一配当異議の訴は、配当表の実質内容に対する不服申立の制度であり、配当表変更の効力を生ずる判決を求める形成の訴である。そして、配当異議の訴の原告は請求を理由あらしめる事由として、右訴の被告(以下被告という。)の債権が配当表の記載通りに存在しないことのほかに、被告の差押(仮差押をふくむ。以下同じ。)または配当要求が無効であることをも主張することができる(配当要求債権者の債権の存在とその差押あるいは配当要求の有効であることとは配当受領権の実質的発生要件であり、配当の実質的有効要件でもあると解すべきである。)。したがつて、配当要求債権者を甲、乙両名とする配当表が作成された場合において、乙の差押または配当要求が無効であるときは、甲は配当期日に右無効を主張して配当表中の乙の配当に関する部分につき異議を申立て、ついで乙を被告とする配当異議の訴を提起し、配当表中の乙に対する配当額を取消して甲へ配当すべき旨の判決を求めることができるものと解すべきものである。

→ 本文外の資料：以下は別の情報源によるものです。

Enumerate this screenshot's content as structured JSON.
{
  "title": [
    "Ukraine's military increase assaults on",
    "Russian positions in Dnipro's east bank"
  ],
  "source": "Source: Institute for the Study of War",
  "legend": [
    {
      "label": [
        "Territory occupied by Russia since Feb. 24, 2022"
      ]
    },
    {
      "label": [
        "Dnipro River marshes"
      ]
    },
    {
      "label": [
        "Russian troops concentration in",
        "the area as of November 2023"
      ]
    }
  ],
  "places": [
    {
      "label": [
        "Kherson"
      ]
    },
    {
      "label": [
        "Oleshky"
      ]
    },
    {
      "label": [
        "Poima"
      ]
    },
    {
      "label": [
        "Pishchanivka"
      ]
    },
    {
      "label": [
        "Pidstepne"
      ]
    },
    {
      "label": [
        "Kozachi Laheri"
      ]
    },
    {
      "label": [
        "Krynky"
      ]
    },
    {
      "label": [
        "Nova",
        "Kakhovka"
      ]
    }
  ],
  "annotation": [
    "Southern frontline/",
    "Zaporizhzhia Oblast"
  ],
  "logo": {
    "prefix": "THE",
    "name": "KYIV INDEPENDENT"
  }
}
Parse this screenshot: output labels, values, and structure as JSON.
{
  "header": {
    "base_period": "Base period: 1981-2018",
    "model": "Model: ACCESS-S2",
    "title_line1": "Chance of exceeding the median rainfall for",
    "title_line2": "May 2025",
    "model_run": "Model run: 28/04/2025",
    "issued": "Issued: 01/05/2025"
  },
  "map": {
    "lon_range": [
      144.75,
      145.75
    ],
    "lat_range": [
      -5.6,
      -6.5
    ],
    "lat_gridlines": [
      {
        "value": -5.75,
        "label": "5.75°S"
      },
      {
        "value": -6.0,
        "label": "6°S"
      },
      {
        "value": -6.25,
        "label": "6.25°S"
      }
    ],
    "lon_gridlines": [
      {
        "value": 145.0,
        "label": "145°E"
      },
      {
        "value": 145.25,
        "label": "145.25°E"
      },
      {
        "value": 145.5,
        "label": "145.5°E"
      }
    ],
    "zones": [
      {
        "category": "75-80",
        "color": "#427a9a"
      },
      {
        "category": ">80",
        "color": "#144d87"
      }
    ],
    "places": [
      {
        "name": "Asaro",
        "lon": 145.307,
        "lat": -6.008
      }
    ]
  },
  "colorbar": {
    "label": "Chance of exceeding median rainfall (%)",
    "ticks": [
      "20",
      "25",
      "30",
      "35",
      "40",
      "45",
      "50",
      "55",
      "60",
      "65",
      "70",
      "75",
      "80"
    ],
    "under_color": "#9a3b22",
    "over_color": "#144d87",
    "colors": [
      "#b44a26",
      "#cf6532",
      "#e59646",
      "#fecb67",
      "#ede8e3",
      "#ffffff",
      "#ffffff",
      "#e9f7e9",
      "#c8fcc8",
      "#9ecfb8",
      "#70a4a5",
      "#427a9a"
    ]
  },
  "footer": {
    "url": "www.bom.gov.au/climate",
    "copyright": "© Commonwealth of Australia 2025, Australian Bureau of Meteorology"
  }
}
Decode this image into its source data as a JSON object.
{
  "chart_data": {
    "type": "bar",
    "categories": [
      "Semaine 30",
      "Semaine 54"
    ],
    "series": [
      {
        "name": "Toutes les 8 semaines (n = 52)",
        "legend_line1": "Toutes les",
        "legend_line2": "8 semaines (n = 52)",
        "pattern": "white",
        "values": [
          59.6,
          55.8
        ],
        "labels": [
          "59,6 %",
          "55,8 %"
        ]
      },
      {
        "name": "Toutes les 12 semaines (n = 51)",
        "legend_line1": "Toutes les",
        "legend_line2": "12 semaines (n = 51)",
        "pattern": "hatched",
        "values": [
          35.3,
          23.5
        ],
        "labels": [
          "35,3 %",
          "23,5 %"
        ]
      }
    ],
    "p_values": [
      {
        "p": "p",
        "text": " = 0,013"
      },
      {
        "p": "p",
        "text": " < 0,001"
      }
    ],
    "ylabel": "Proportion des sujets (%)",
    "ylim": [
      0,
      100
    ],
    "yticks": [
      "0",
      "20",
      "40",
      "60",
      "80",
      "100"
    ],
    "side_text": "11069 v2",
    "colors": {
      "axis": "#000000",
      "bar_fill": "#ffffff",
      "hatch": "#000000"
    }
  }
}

ところで、控訴人の本訴請求の要旨は、被控訴人主張の仮差押は無効であるから被控訴人は配当要求債権者として配当に加わり得ないのに、配当裁判所が被控訴人を配当要求債権者と認めて配当手続に加え、本件配当表を作成したのは違法であるから本件配当表中の被控訴人に対する配当額を取消し、その金額を控訴人に配当する旨の判決を求めるというに帰するが、適法な配当異議の訴というべきであり、他に本件全資料を検討するも本件訴を不適法とする事由は存しない。

叙上の判断説示と異なる見解に立ち、控訴人の所論理由は配当異議の訴の理由とはなり得ないものであつて、控訴人は本件配当に対し、所論の理由に基づき執行方法異議の方法によつてのみ不服を申立てることができるし、控訴人の本件訴を却下した原判決の判断は採用できない。

二よつて本件訴を却下した原判決は不当であるから、民事訴訟法三八六条、 三八八条を則り、これを取消し、本件を東京地方裁判所に差戻すこととし、主文のとおり判決する。